The Federal Child Support Guidelines are an excellent example. Parties can apply the guidelines themselves, arrive at accurate amounts, and avoid the need for court intervention in many cases. Presumptive division of property in married partnerships has also appropriately narrowed the range of issues that can be litigated. Similar principles are now applied to unmarried parties in more provinces, using a rights-based approach to define the default by set criteria. These are informed by policy about equitable financial sharing in family matters, thereby dispensing with the need to litigate those basic principals for every case.

Presumptions in parenting, however, work differently.

Indeed, presumptions rely on assumptions. For example: sharing finances is the fair or right outcome when parties have children.

But assumptions can be incorrect, which can render the presumption ineffective as a legislative norm. This is often the case with parenting. If the underlying policy goal is not “equality” from the parent’s perspective, but the best interests of each individual child — something that is assessed on a case-by-case basis — then a presumption is inappropriate.

After all, dividing parenting responsibilities and time is not the same as dividing the parents’ pie, as we say in interest-based discourse.

For this reason, a presumption in this context does not level the playing field between the parties, as it might for financial issues.  Here it creates an imbalance of power in favour of the parent who “wins” an equal share of parenting, even if that might not be what they earned through their parenting history.  At any rate, the burden is on the other parent to prove that an alternate arrangement is better. That parent may be disadvantaged as they have spent more time parenting and have lesser financial resources. The real risk is that the presumption often works against the interests of children.

This kind of presumption also only operates in situations when the parents have not consented to an arrangement. The irony is that it is imposed in the wrong circumstances.  It also trumps interest-based mediation and collaborative processes, in which the children’s interests are the starting point of the conversation. These are situations where appropriately neither party is assured of an outcome in their favour until the interests analysis is undertaken. 

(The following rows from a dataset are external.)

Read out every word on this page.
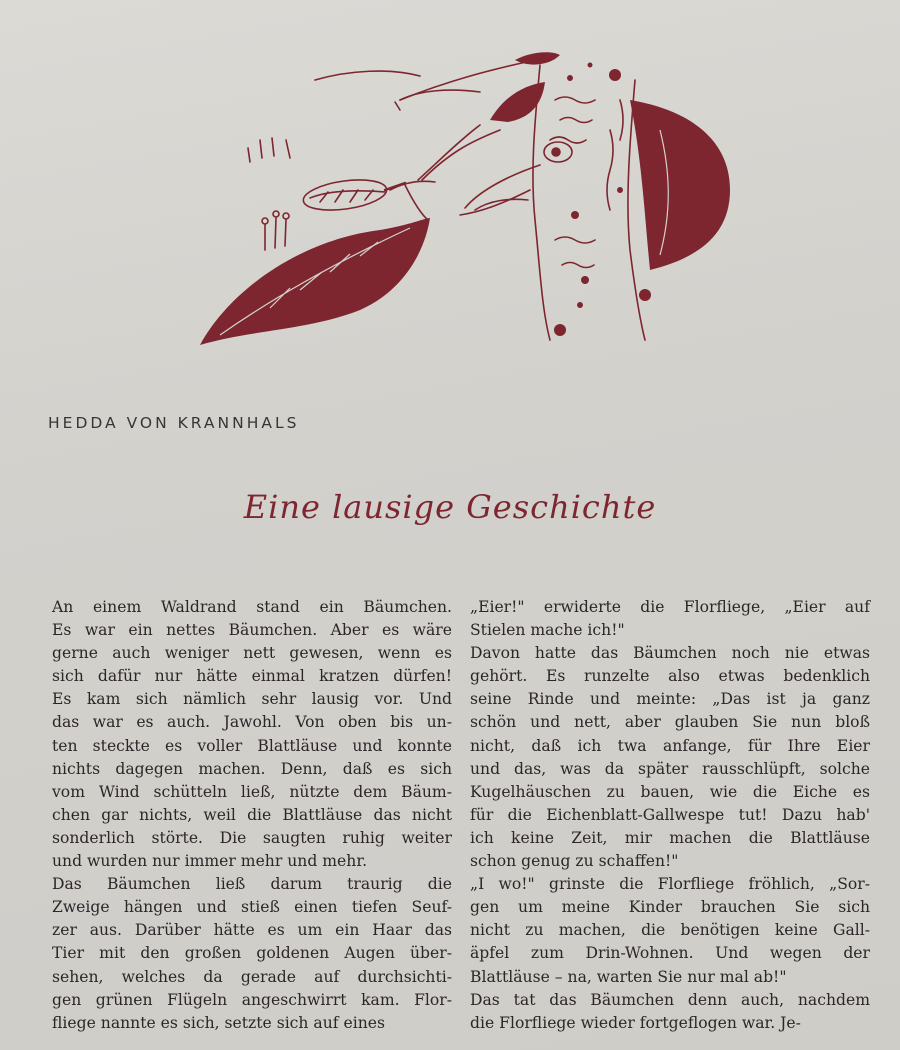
HEDDA VON KRANNHALS

Eine lausige Geschichte
An einem Waldrand stand ein Bäumchen.
Es war ein nettes Bäumchen. Aber es wäre
gerne auch weniger nett gewesen, wenn es
sich dafür nur hätte einmal kratzen dürfen!
Es kam sich nämlich sehr lausig vor. Und
das war es auch. Jawohl. Von oben bis un-
ten steckte es voller Blattläuse und konnte
nichts dagegen machen. Denn, daß es sich
vom Wind schütteln ließ, nützte dem Bäum-
chen gar nichts, weil die Blattläuse das nicht
sonderlich störte. Die saugten ruhig weiter
und wurden nur immer mehr und mehr.
Das Bäumchen ließ darum traurig die
Zweige hängen und stieß einen tiefen Seuf-
zer aus. Darüber hätte es um ein Haar das
Tier mit den großen goldenen Augen über-
sehen, welches da gerade auf durchsichti-
gen grünen Flügeln angeschwirrt kam. Flor-
fliege nannte es sich, setzte sich auf eines
„Eier!" erwiderte die Florfliege, „Eier auf
Stielen mache ich!"
Davon hatte das Bäumchen noch nie etwas
gehört. Es runzelte also etwas bedenklich
seine Rinde und meinte: „Das ist ja ganz
schön und nett, aber glauben Sie nun bloß
nicht, daß ich twa anfange, für Ihre Eier
und das, was da später rausschlüpft, solche
Kugelhäuschen zu bauen, wie die Eiche es
für die Eichenblatt-Gallwespe tut! Dazu hab'
ich keine Zeit, mir machen die Blattläuse
schon genug zu schaffen!"
„I wo!" grinste die Florfliege fröhlich, „Sor-
gen um meine Kinder brauchen Sie sich
nicht zu machen, die benötigen keine Gall-
äpfel zum Drin-Wohnen. Und wegen der
Blattläuse – na, warten Sie nur mal ab!"
Das tat das Bäumchen denn auch, nachdem
die Florfliege wieder fortgeflogen war. Je-
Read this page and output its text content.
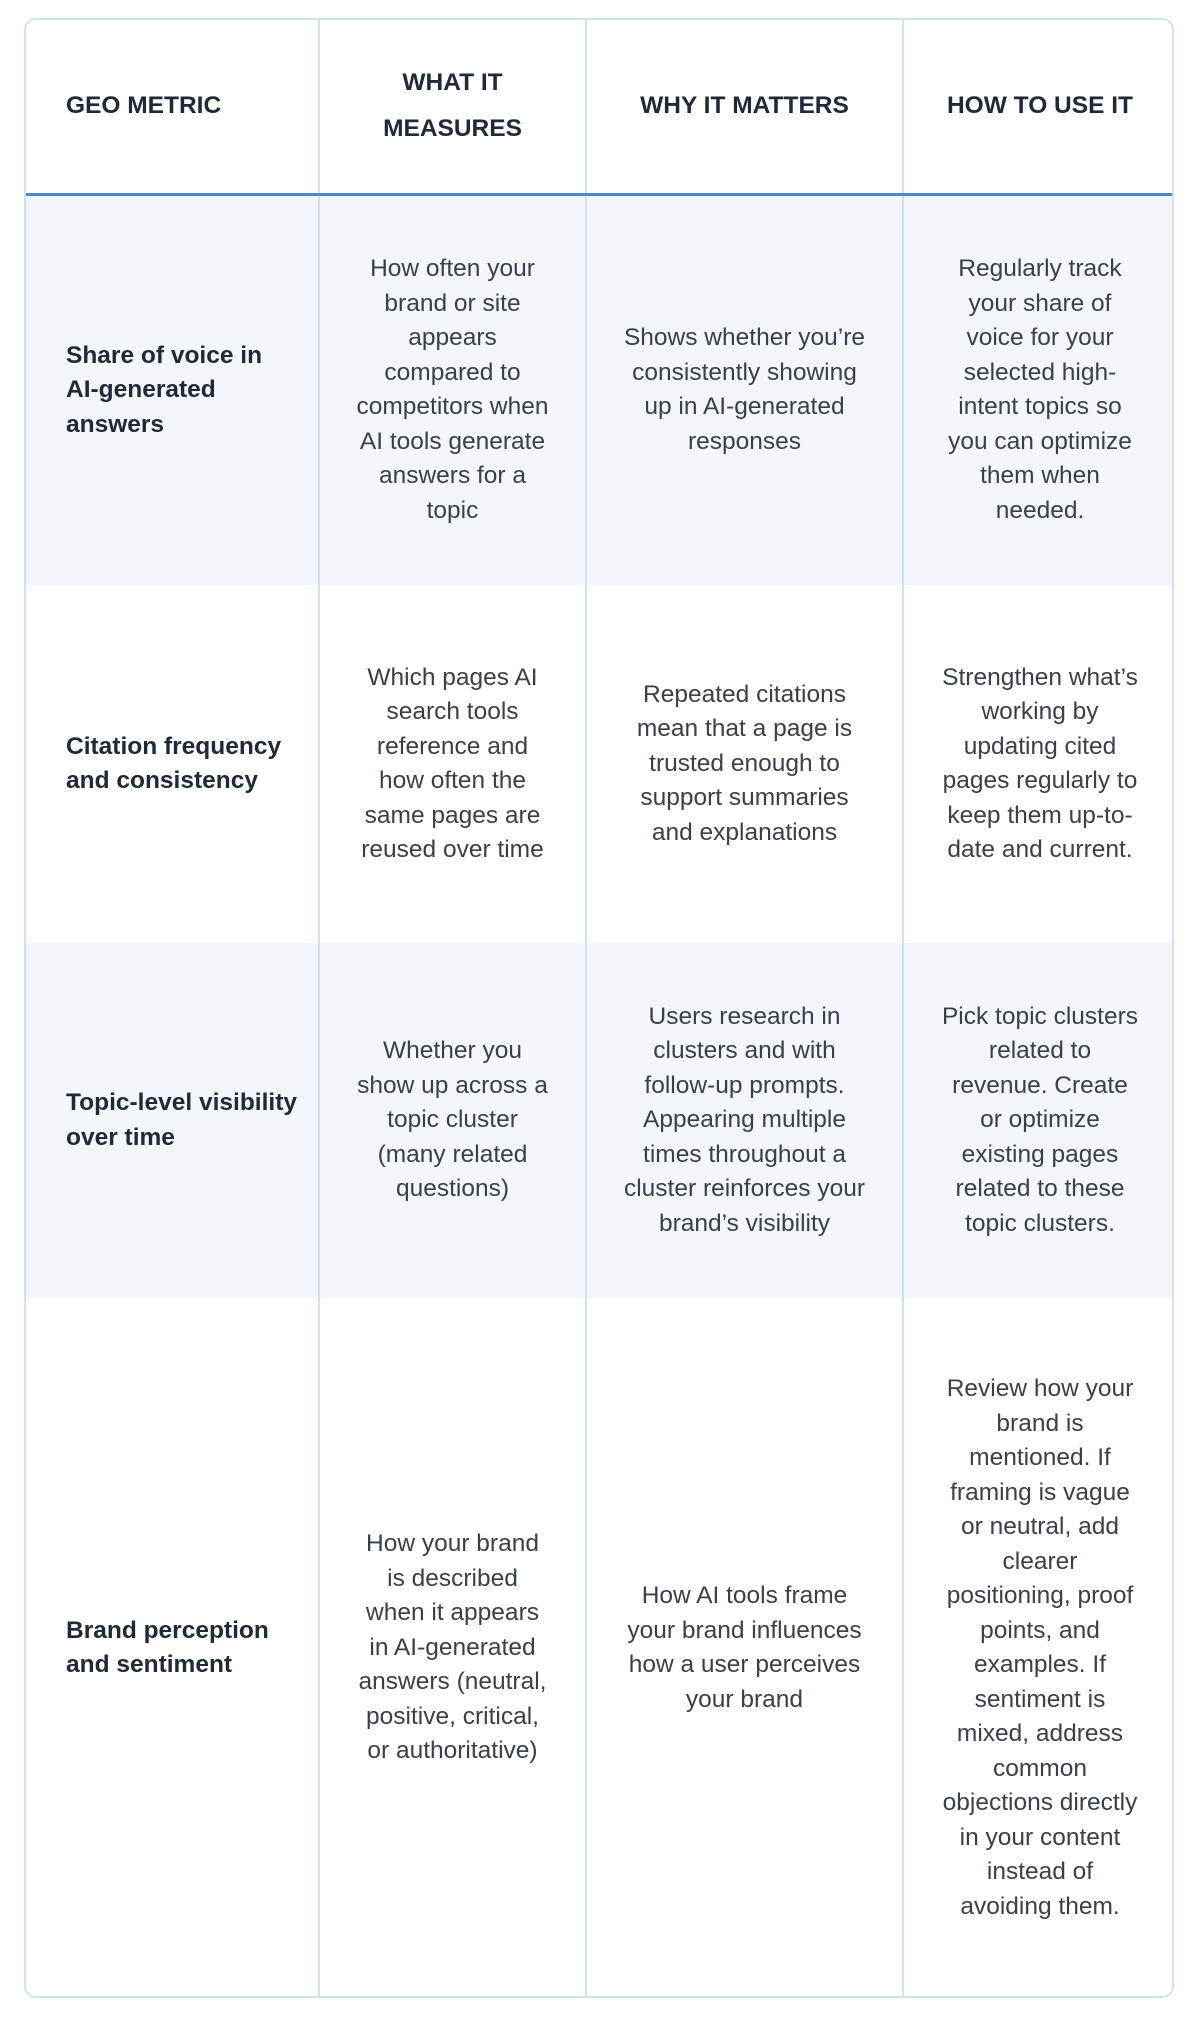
GEO METRIC	WHAT IT MEASURES	WHY IT MATTERS	HOW TO USE IT
Share of voice in AI-generated answers	How often your brand or site appears compared to competitors when AI tools generate answers for a topic	Shows whether you’re consistently showing up in AI-generated responses	Regularly track your share of voice for your selected high-intent topics so you can optimize them when needed.
Citation frequency and consistency	Which pages AI search tools reference and how often the same pages are reused over time	Repeated citations mean that a page is trusted enough to support summaries and explanations	Strengthen what’s working by updating cited pages regularly to keep them up-to-date and current.
Topic-level visibility over time	Whether you show up across a topic cluster (many related questions)	Users research in clusters and with follow-up prompts. Appearing multiple times throughout a cluster reinforces your brand’s visibility	Pick topic clusters related to revenue. Create or optimize existing pages related to these topic clusters.
Brand perception and sentiment	How your brand is described when it appears in AI-generated answers (neutral, positive, critical, or authoritative)	How AI tools frame your brand influences how a user perceives your brand	Review how your brand is mentioned. If framing is vague or neutral, add clearer positioning, proof points, and examples. If sentiment is mixed, address common objections directly in your content instead of avoiding them.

Also confounding an interests perspective is that the titles of custody and access have become fraught with the baggage of winning and losing. They imply a “greater than” and “less than” label in parenting status. This has an impact on how parties approach resolving disputes. British-Columbia and Alberta have introduced reforms that allow parenting to be defined by the nuts and bolts of the parenting plan, rather than labels which may trigger resistance by parties.

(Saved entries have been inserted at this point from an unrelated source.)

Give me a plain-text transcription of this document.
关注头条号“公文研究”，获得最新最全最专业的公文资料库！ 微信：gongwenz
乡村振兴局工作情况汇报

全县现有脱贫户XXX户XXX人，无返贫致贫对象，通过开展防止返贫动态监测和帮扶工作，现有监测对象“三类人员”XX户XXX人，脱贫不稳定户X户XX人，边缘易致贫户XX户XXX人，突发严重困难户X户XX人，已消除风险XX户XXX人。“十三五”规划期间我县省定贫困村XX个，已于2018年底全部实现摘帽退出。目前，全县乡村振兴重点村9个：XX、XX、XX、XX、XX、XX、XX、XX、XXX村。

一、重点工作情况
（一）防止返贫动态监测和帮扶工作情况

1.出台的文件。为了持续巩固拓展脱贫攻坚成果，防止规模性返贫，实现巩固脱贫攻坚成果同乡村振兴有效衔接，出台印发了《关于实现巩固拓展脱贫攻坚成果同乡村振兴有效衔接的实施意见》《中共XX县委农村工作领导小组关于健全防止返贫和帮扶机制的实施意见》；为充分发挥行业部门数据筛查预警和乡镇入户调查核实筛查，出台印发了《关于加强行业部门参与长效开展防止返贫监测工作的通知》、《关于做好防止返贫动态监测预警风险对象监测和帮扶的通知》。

Those provincial reforms have shown us that the right language can underscore this interest-based approach. But the shift in thinking has been slowed by the continued existence of the “custody” language in the Divorce Act, which should be about to change.  This will help clear the path for efficient resolution strategies.

In developing parenting plans, we must assess the correct factors from the child’s best interests perspective. In the absence of a presumption – a default outcome, if you will – parents have no choice but to look at their family, and factors set out in law, such as the value of time with each parent, to guide them in assessing their children as individuals. Any principle calling for maximum contact with each parent, for example, if considered alone rather than as one factor, further undermines that kind of assessment.

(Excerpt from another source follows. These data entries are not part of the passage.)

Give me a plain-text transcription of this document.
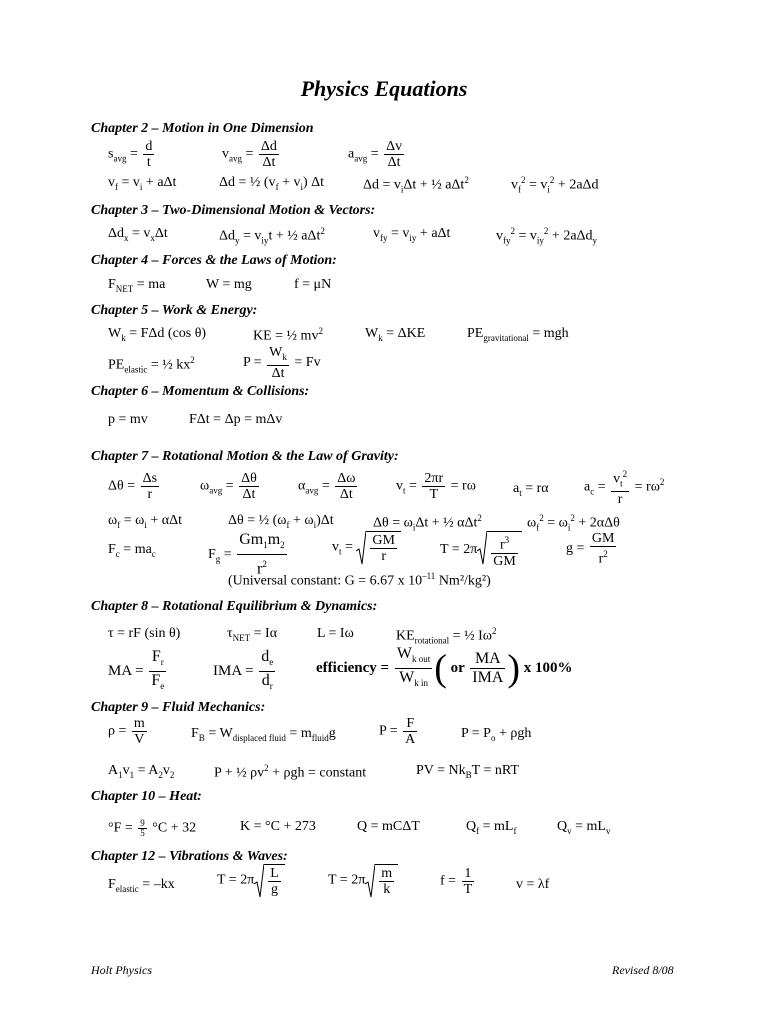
Physics Equations
Chapter 2 – Motion in One Dimension
$s_{avg} = \frac{d}{t}$	$v_{avg} = \frac{\Delta d}{\Delta t}$	$a_{avg} = \frac{\Delta v}{\Delta t}$
$v_f = v_i + a\Delta t$	Δd = ½ $(v_f + v_i)$ Δt	$\Delta d = v_i\Delta t$ + ½ aΔt$^2$	$v_f^2 = v_i^2 + 2a\Delta d$
Chapter 3 – Two-Dimensional Motion & Vectors:
$\Delta d_x = v_x\Delta t$	$\Delta d_y = v_{iy}t$ + ½ aΔt$^2$	$v_{fy} = v_{iy} + a\Delta t$	$v_{fy}^2 = v_{iy}^2 + 2a\Delta d_y$
Chapter 4 – Forces & the Laws of Motion:
$F_{NET}$ = ma	W = mg	f = μN
Chapter 5 – Work & Energy:
$W_k = F\Delta d$ (cos θ)	KE = ½ $mv^2$	$W_k = \Delta KE$	$PE_{gravitational}$ = mgh
$PE_{elastic}$ = ½ $kx^2$	$P = \frac{W_k}{\Delta t} = Fv$
Chapter 6 – Momentum & Collisions:
p = mv	FΔt = Δp = mΔv
Chapter 7 – Rotational Motion & the Law of Gravity:
$\Delta\theta = \frac{\Delta s}{r}$	$\omega_{avg} = \frac{\Delta\theta}{\Delta t}$	$\alpha_{avg} = \frac{\Delta\omega}{\Delta t}$	$v_t = \frac{2\pi r}{T} = r\omega$	$a_t = r\alpha$	$a_c = \frac{v_t^2}{r} = r\omega^2$
$\omega_f = \omega_i + \alpha\Delta t$	Δθ = ½ $(\omega_f + \omega_i)\Delta t$	$\Delta\theta = \omega_i\Delta t$ + ½ αΔt$^2$	$\omega_f^2 = \omega_i^2 + 2\alpha\Delta\theta$
$F_c = ma_c$	$F_g = \frac{Gm_1m_2}{r^2}$	$v_t = \frac{GM}{r}$	$T = 2\pi \frac{r^3}{GM}$	$g = \frac{GM}{r^2}$
(Universal constant: G = 6.67 x $10^{-11}$ Nm²/kg²)
Chapter 8 – Rotational Equilibrium & Dynamics:
τ = rF (sin θ)	$\tau_{NET} = I\alpha$	L = Iω	$KE_{rotational}$ = ½ $I\omega^2$
MA = $\frac{F_r}{F_e}$	IMA = $\frac{d_e}{d_r}$	efficiency = $\frac{W_{k out}}{W_{k in}}$ ( or $\frac{MA}{\text{IMA}}$ ) x 100%
Chapter 9 – Fluid Mechanics:
$\rho = \frac{m}{V}$	$F_B = W_{displaced fluid} = m_{fluid}g$	$P = \frac{F}{A}$	$P = P_o + \rho gh$
$A_1v_1 = A_2v_2$	P + ½ $\rho v^2 + \rho gh$ = constant	PV = $Nk_BT$ = nRT
Chapter 10 – Heat:
$^\circ F = \frac{9}{5} ^\circ C + 32$	K = °C + 273	Q = mCΔT	$Q_f = mL_f$	$Q_v = mL_v$
Chapter 12 – Vibrations & Waves:
$F_{elastic} = -kx$	$T = 2\pi \frac{L}{g}$	$T = 2\pi \frac{m}{k}$	$f = \frac{1}{T}$	v = λf
Holt Physics	Revised 8/08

The Action Committee noted that presumptions were helpful “where appropriate.” Whether the goal of access to justice is met by a presumption depends on the nature of the issue, including “the seriousness and impact of potential outcomes.” Children can be seriously impacted, positively or negatively, as their parents and courts make plans for them. Fortunately, the proposed changes to the Divorce Act do not impose a presumptive regime of equal parenting time. In my view, the federal government got this critical issue right.

Indeed, what may be efficient for the system is not necessarily better for the people.  Particularly the littlest people.